Inclusive como herança dos dezesseis anos de gestão petista (1989-2004), Porto Alegre possuía uma importante arquitetura de instituições participativas, como o Orçamento Participativo e os diversos Conselhos de Políticas Públicas. Por meio dessas instituições, outros atores e interesses sociais possuíam capacidade de se expressar e, em algumas situações, influir em processos decisórios do Executivo. A própria Câmara de Vereadores tinha uma dinâmica mais plural, que demandava maiores negociações do Executivo para a aprovação de suas propostas.

EC – O que mudou?
Marcelo – O que se observa a partir do governo Marchezan Jr. é um ataque às instituições participativas da cidade e a adoção de um privilegiamento explícito aos interesses empresariais e políticos que vão conformar a coalizão governante na sua gestão.
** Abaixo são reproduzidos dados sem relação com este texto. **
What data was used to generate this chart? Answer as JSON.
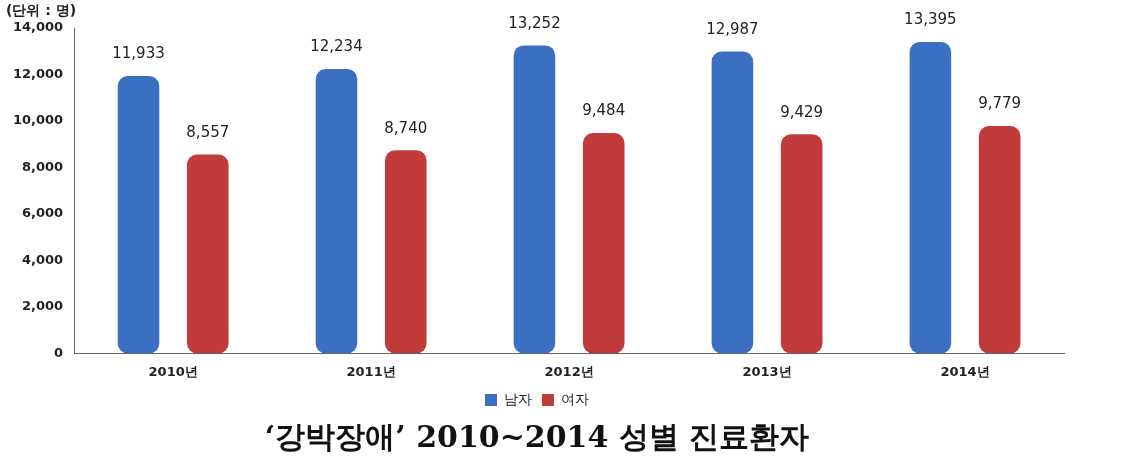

Em uma famosa manifestação em um evento empresarial no início do seu mandato, o então prefeito Nelson Marchezan Jr. não deixou dúvida sobre quais seriam os atores e interesses que orientariam seu governo: “Não será ninguém mais do que a elite da comunicação, a elite empresarial e a elite política que farão as reformas tão necessárias. Delegar isso ao ‘seu João’ e à ‘Dona Maria’ é irresponsabilidade”.

O domínio dessa coalizão governante se aprofunda ao longo do governo de Sebastião Melo e se traduz em uma tendência de fechamento do governo a qualquer outro ator ou interesse que não se alinhe com aqueles defendidos pela coalizão governante.